From Nanoplates to Microtubes and Microrods: A Surfactant-Free Rolling Mechanism for Facile Fabrication and Morphology Evolution of Ag2S Films

By a simple and facile wet-chemistry technique without any surfactant, various shapes of Ag2S crystals-including leaflike pentagonal nanoplates, crinkly nanoscrolls, hexagonal prismlike microtubes, and microrods-were fabricated in situ on a large-area silver-foil surface separately. Detailed experiments revealed that the Ag2S nanoplates were formed just by immersing the silver foil in a sulfur/ethanol solution at room temperature and atmospheric pressure, and they subsequently rolled into nanoscrolls and further grew into microtubes and microrods under solvothermal conditions. Inspired by the natural curling of a piece of foliage, we proposed a surfactant-free rolling mechanism to interpret the observed morphological evolution from lamellar to tubular structures. Based on these simple, practical, and green chemical synthetic routes, we can easily synthesize lamellar, scrolled, tubular, and clubbed Ag2S crystals by simply adjusting the reaction temperature, pressure, and time. It is very interesting to note that the current rolling process is quite different from the previous reported rolling mechanism that highly depends on the surfactants; we revealed that the lamellar Ag2S could be rolled into tubular structures without using any surfactant or other chemical additives, just like the natural rolling process of a piece of foliage.
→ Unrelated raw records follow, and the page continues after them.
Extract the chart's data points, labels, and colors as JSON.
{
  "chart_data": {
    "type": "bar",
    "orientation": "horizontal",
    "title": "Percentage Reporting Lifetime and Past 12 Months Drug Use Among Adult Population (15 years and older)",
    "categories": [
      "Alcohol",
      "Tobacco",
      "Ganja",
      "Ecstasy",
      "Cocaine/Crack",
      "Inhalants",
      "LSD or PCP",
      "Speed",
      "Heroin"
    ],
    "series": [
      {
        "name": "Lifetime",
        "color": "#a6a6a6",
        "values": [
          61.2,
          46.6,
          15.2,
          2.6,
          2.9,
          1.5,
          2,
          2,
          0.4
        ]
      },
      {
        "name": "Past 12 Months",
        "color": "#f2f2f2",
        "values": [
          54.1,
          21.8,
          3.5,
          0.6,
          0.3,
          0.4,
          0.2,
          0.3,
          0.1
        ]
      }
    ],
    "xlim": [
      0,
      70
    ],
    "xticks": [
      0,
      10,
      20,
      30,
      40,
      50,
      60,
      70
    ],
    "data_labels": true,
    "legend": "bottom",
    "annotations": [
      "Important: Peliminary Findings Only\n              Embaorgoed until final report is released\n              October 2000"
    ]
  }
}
Therefore, this morphology-controlled synthetic route of Ag2S crystals may provide new insight into the synthesis of metal sulfide semiconducting micro-/nanocrystals with desired morphologies for further industrial applications. The optical properties of the pentagonal Ag2S nanoplates/film were also investigated by UV/Vis and photoluminescence (PL) techniques, which showed large blue-shift of the corresponding UV/Vis and PL spectra.